Ris Hans-Beat, Krueger Thorsten, Cheng Cai, Pasche Philippe, Monnier Philippe, Magnusson Lennart
Division of Thoracic and Vascular Surgery, Centre Hospitalier Universitaire Vaudois, Lausanne, Switzerland.
Eur J Cardiothorac Surg. 2008 Feb;33(2):276-83. doi: 10.1016/j.ejcts.2007.10.026. Epub 2007 Dec 4.
Prospective evaluation of tracheo-carinal airway reconstructions using pedicled extrathoracic muscle flaps for closing airway defects after non-circumferential resections and after carinal resections as part of the reconstruction for alleviation of anastomotic tension.
From January 1996 to June 2006, 41 patients underwent tracheo-carinal airway reconstructions using 45 extrathoracic muscle flaps (latissimus dorsi, n=25; serratus anterior, n=18; pectoralis major, n=2) for closing airway defects resulting from (a) bronchopleural fistulas (BPF) with short desmoplastic bronchial stumps after right upper lobectomy (n=1) and right-sided (pleuro) pneumonectomy (n=13); (b) right (n=9) and left (n=3) associated with partial carinal resections for pre-treated centrally localised tumours; (c) partial non-circumferential tracheal resections for pre-treated tracheal tumours, tracheo-oesophageal fistulas (TEF) and chronic tracheal injury with tracheomalacia (n=11); (d) carinal resections with the integration of a muscle patch in specific parts of the anastomotic reconstruction for alleviation of anastomotic tension (n=4). The airway defects ranged from 2 x 1 cm to 8 x 4 cm and involved up to 50% of the airway circumference. The patients were followed by clinical examination, repeated bronchoscopy, pulmonary function testing and CT scans. The minimum follow-up time was 6 months.

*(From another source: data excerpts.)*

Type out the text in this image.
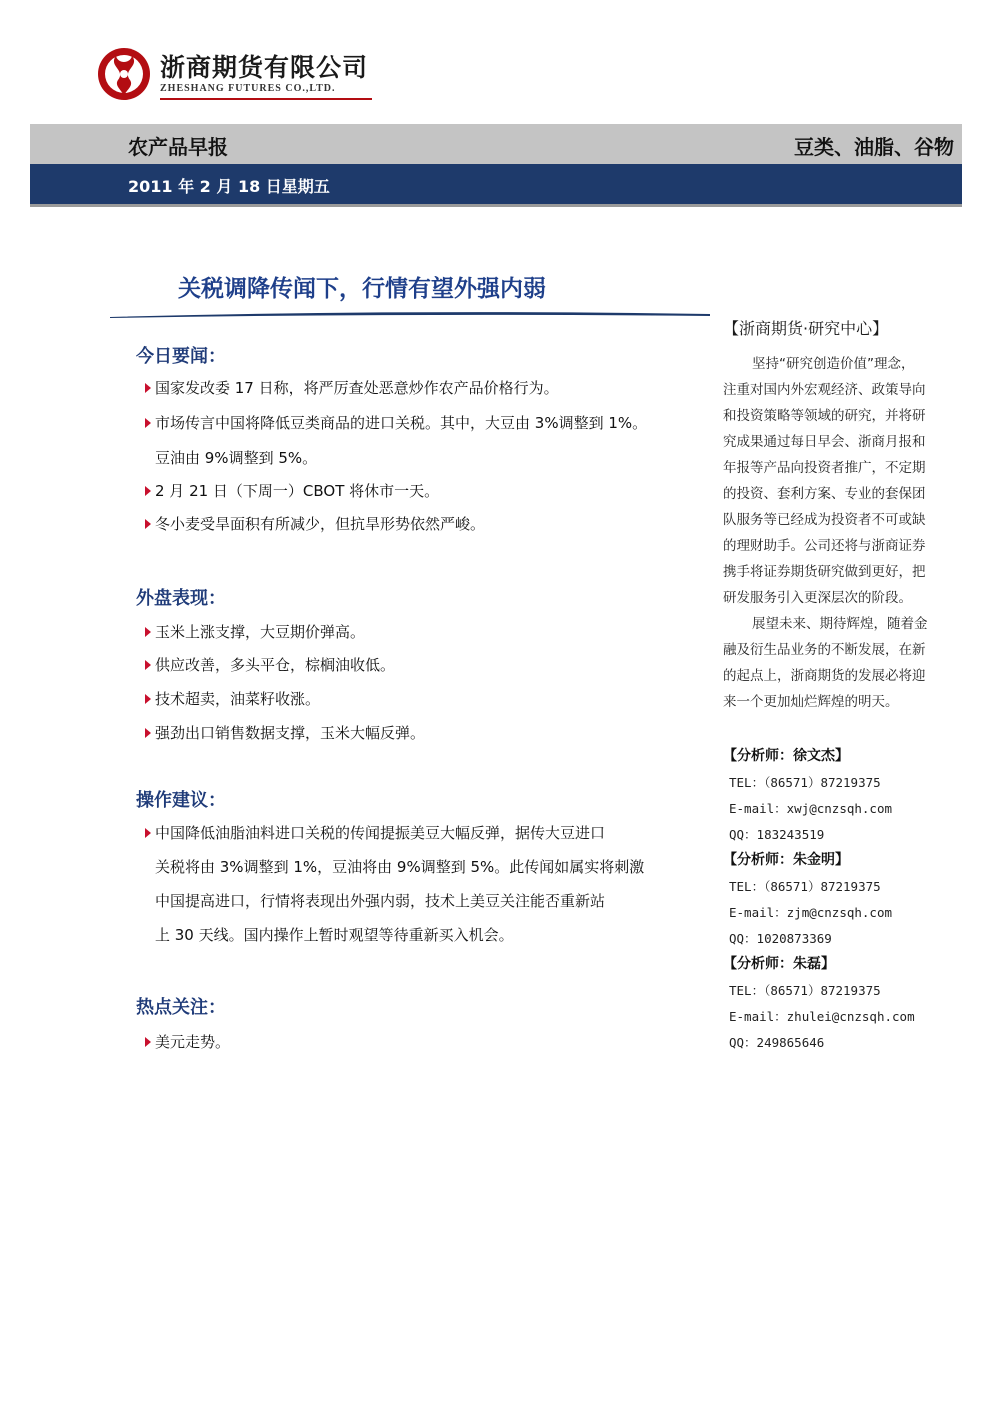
浙商期货有限公司
ZHESHANG FUTURES CO.,LTD.
农产品早报	豆类、油脂、谷物
2011 年 2 月 18 日星期五
关税调降传闻下，行情有望外强内弱
今日要闻：
国家发改委 17 日称，将严厉查处恶意炒作农产品价格行为。
市场传言中国将降低豆类商品的进口关税。其中，大豆由 3%调整到 1%。
豆油由 9%调整到 5%。
2 月 21 日（下周一）CBOT 将休市一天。
冬小麦受旱面积有所减少，但抗旱形势依然严峻。
外盘表现：
玉米上涨支撑，大豆期价弹高。
供应改善，多头平仓，棕榈油收低。
技术超卖，油菜籽收涨。
强劲出口销售数据支撑，玉米大幅反弹。
操作建议：
中国降低油脂油料进口关税的传闻提振美豆大幅反弹，据传大豆进口
关税将由 3%调整到 1%，豆油将由 9%调整到 5%。此传闻如属实将刺激
中国提高进口，行情将表现出外强内弱，技术上美豆关注能否重新站
上 30 天线。国内操作上暂时观望等待重新买入机会。
热点关注：
美元走势。
【浙商期货·研究中心】
坚持“研究创造价值”理念，
注重对国内外宏观经济、政策导向
和投资策略等领域的研究，并将研
究成果通过每日早会、浙商月报和
年报等产品向投资者推广，不定期
的投资、套利方案、专业的套保团
队服务等已经成为投资者不可或缺
的理财助手。公司还将与浙商证券
携手将证券期货研究做到更好，把
研发服务引入更深层次的阶段。
展望未来、期待辉煌，随着金
融及衍生品业务的不断发展，在新
的起点上，浙商期货的发展必将迎
来一个更加灿烂辉煌的明天。
【分析师：徐文杰】
TEL：（86571）87219375
E-mail：xwj@cnzsqh.com
QQ：183243519
【分析师：朱金明】
TEL：（86571）87219375
E-mail：zjm@cnzsqh.com
QQ：1020873369
【分析师：朱磊】
TEL：（86571）87219375
E-mail：zhulei@cnzsqh.com
QQ：249865646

Ninety-day mortality was 7.3% (3/41 patients). Four patients (9.7%) sustained muscle flap necrosis requiring re-operation and flap replacement without subsequent mortality, airway dehiscence or stenosis. Airway dehiscence was observed in 1/41 patients (2.4%) and airway stenosis in 1/38 surviving patients (2.6%) responding well to topical mitomycin application. Follow-up on clinical grounds, by CT scans and repeated bronchoscopy, revealed airtight, stable and epithelialised airways and no recurrence of BPF or TEF in all surviving patients.
Tracheo-carinal airway defects can be closed by use of pedicled extrathoracic muscle flaps after non-circumferential resections and after carinal resections with the muscle patch as part of the reconstruction for alleviation of anastomotic tension.
前瞻性评估使用带蒂胸外肌瓣进行气管隆突气道重建,用于非环形切除及隆突切除后关闭气道缺损,作为重建的一部分以减轻吻合口张力。
1996年1月至2006年6月,41例患者使用45个胸外肌瓣(背阔肌,n = 25;前锯肌,n = 18;胸大肌,n = 2)进行气管隆突气道重建,以关闭因以下情况导致的气道缺损:(a) 右上叶切除(n = 1)和右侧(胸膜)全肺切除(n = 13)后伴有短缩性支气管残端的支气管胸膜瘘(BPF);(b) 与部分隆突切除相关的右侧(n = 9)和左侧(n = 3)经预处理的中央型局部肿瘤;(c) 经预处理的气管肿瘤、气管食管瘘(TEF)和伴有气管软化的慢性气管损伤的部分非环形气管切除(n = 11);(d) 在吻合口重建的特定部位整合肌肉补片以减轻吻合口张力的隆突切除(n = 4)。气道缺损范围为2×1 cm至8×y4 cm,累及气道周长的50%。对患者进行临床检查、重复支气管镜检查、肺功能测试和CT扫描随访。最短随访时间为6个月。
90天死亡率为7.3%(41例患者中的3例)。4例患者(9.7%)出现肌瓣坏死,需要再次手术并更换肌瓣,随后未发生死亡、气道裂开或狭窄。41例患者中有1例(2.4%)出现气道裂开,38例存活患者中有1例(2.6%)出现气道狭窄,局部应用丝裂霉素后反应良好。基于临床、CT扫描和重复支气管镜检查的随访显示,所有存活患者的气道密闭、稳定且上皮化,BPF或TEF无复发。
非环形切除及隆突切除后,可使用带蒂胸外肌瓣关闭气管隆突气道缺损,并将肌肉补片作为重建的一部分以减轻吻合口张力。